Part of my job as an archival producer is to handle all the “archival” for a television show. In the TV world, this refers to any kind of audio-visual material, usually photos and videos but sometimes the odd audio file shows up. In the world of True Crime, this often translates to personal items from participants like family photos, videos and well, anything that can help establish who a person was Before. And this is where it gets a bit interesting.

Any criminal case profiled by a television series needs to be fully adjudicated before it can even be considered AND because there are so many competing True Crime shows on multiple networks, teams often need to head back 10, 20, 30 even 40 years to find a case that fits the specific parameters of the series that also hasn’t been recently covered by another show or network. This means the items we end up getting are themselves artifacts from bygone decades like THE NINETIES or even THE EIGHTIES. Printed photos, cassette tapes and VHS tapes, all of which make perfect sense considering the time in which these events took place but are immediately at odds with the 21st century. At the same time, these unfamiliar items are very familiar because they were part of the world that I grew up in and I still remember how to interact with them.

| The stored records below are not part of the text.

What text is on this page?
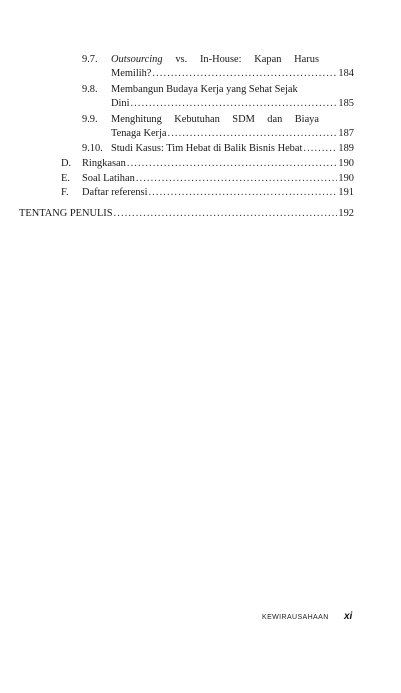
9.7. Outsourcing vs. In-House: Kapan Harus
Memilih? .....	184
9.8. Membangun Budaya Kerja yang Sehat Sejak
Dini .....	185
9.9. Menghitung Kebutuhan SDM dan Biaya
Tenaga Kerja .....	187
9.10. Studi Kasus: Tim Hebat di Balik Bisnis Hebat .....	189
D. Ringkasan .....	190
E. Soal Latihan .....	190
F. Daftar referensi .....	191
TENTANG PENULIS .....	192
KEWIRAUSAHAAN xi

I spend my days scanning photos of childhoods, Christmases and birthdays (always pick them up from the edges so you don’t get fingerprints), locating the lone tape deck in the building so that our post-production team can play and digitize VHS tapes with home movies or taped news broadcasts, puzzling over how we can convert cassette tapes to a useful .mp3 format and delicately handling original newspaper pages that have sat folded for twentysomeodd years. I recently worked with two separate collections of newspaper clippings for two very different topics. One set came from the early nineties and the other from the mid-seventies. The thing that struck me the most was the tactile sensation of handling these paper pages. The newspapers from the nineties were thick, almost cloth-like and the ones from the seventies felt like I was gently unfolding butterfly wings or a forgotten map that in this particular case didn’t lead to a treasure or a lost city but instead followed the ongoing trial of a guy who definitely murdered another guy and yes he did eventually get convicted. The whole practice is fairly mechanical, mostly because the digitization process needs to get done and it needs to get done quickly (as editing and post-production move at a breakneck pace) but I do like to take a few moments with the items I process to actually look at them. The family photos are always bittersweet, especially when you know how the story ends, but the newspapers are always fascinating snapshots of eras that I either missed or was too young to fully comprehend. If that doesn’t correspond directly to archaeology and the experience of being an archaeologist, then I don’t know what does.